Imagine that your client has done a conversion and has inadvertently exceeded MAGI limits or experienced sharp declines in account value. Fortunately, a “do-over” is permissible; the client can perform what is referred to as a recharacterization.
A proper recharacterization may be done up to the legal due date of one’s tax return, including extensions. For example, if clients converted to a Roth in 2008, they potentially have until October of 2009 to recharacterize. If they file without extensions, they will need to file amended returns. When filing with an extension for 2008, they can simply report this recharacterization when they file and all associated tax liabilities should be removed.
Who should consider
If a client is weighing a Roth conversion, one of the first things to consider is where interest rates are headed. If current tax laws favor the client and the client falls under the conversion MAGI limits, it may be a good time to convert to a Roth IRA.
Let’s assume the client’s primary intention is to leave retirement funds to heirs, including a spouse, and that the client has disposable income that allows for a conversion without depleting convertible assets. If the client falls under MAGI limits, he or she could begin systematically converting now and spread out tax liabilities.
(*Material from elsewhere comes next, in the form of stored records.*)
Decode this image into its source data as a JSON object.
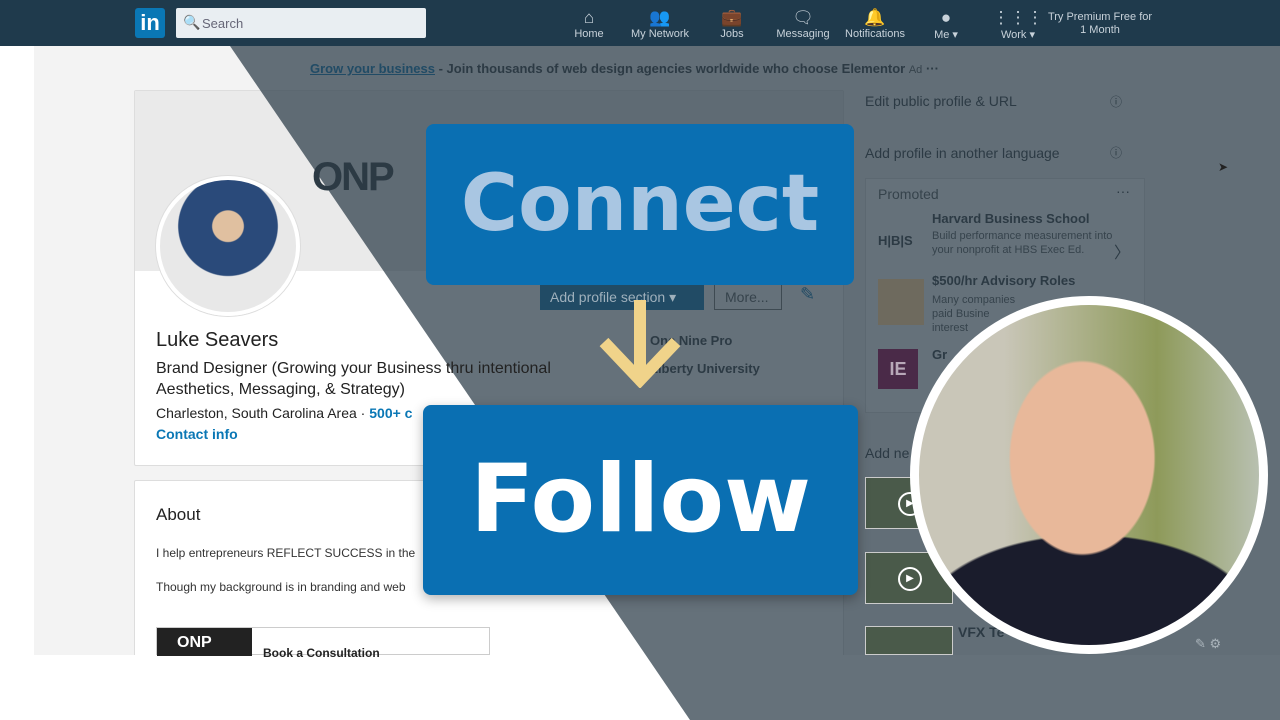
{
  "nav": {
    "logo": "in",
    "search_placeholder": "Search",
    "items": [
      {
        "label": "Home",
        "icon": "home-icon",
        "glyph": "⌂"
      },
      {
        "label": "My Network",
        "icon": "network-icon",
        "glyph": "👥"
      },
      {
        "label": "Jobs",
        "icon": "briefcase-icon",
        "glyph": "💼"
      },
      {
        "label": "Messaging",
        "icon": "messaging-icon",
        "glyph": "🗨"
      },
      {
        "label": "Notifications",
        "icon": "bell-icon",
        "glyph": "🔔"
      },
      {
        "label": "Me ▾",
        "icon": "avatar-icon",
        "glyph": "●"
      },
      {
        "label": "Work ▾",
        "icon": "grid-icon",
        "glyph": "⋮⋮⋮"
      }
    ],
    "premium": "Try Premium Free for 1 Month"
  },
  "ad": {
    "link": "Grow your business",
    "text": " - Join thousands of web design agencies worldwide who choose Elementor",
    "tag": "Ad",
    "more": "···"
  },
  "profile": {
    "banner_logo": "ONP",
    "name": "Luke Seavers",
    "headline": "Brand Designer (Growing your Business thru intentional Aesthetics, Messaging, & Strategy)",
    "location": "Charleston, South Carolina Area",
    "connections": "500+ c",
    "contact": "Contact info",
    "add_section": "Add profile section ▾",
    "more": "More...",
    "company": "One Nine Pro",
    "school": "Liberty University"
  },
  "about": {
    "title": "About",
    "line1": "I help entrepreneurs REFLECT SUCCESS in the",
    "line2": "Though my background is in branding and web",
    "media_thumb": "ONP",
    "media_title": "Book a Consultation"
  },
  "sidebar": {
    "edit_url": "Edit public profile & URL",
    "add_language": "Add profile in another language",
    "promoted": "Promoted",
    "promo_more": "···",
    "promos": [
      {
        "title": "Harvard Business School",
        "desc": "Build performance measurement into your nonprofit at HBS Exec Ed.",
        "logo": "H|B|S"
      },
      {
        "title": "$500/hr Advisory Roles",
        "desc": "Many companies paid Busine interest"
      },
      {
        "title": "Gr",
        "desc": "",
        "logo": "IE"
      }
    ],
    "add_new": "Add ne",
    "vfx": "VFX Te"
  },
  "overlay": {
    "connect": "Connect",
    "follow": "Follow",
    "arrow_color": "#f0d38a",
    "box_color": "#0a6fb2"
  }
}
A client who is restricted under AGI limit rules can wait and convert in 2010. Most importantly, there is no RMD requirement for Roth IRAs, and no tax when the funds are accessed after 5 years and a qualifier is met, such as after death when the client is leaving funds to heirs, which is much easier to do when one isn’t forced to access the account.
Finally, don’t forget about other Roth rules. Non-spouse beneficiaries can now directly roll inherited assets out of qualified plans and convert them during the rollover process to an inherited Roth IRA. If the account performs poorly and drops in value, a possible conversion allows the client to pay taxes early and wait out a tax-free value increase over the years the client stretches out those inherited funds. (Note: MAGI limits still apply.)
As always, it’s important to remember that every individual’s financial situation is different, and the suggestions outlined here may not apply now or in the future to the client’s retirement or estate plan. Consider all aspects appropriately, as there has never been more to know.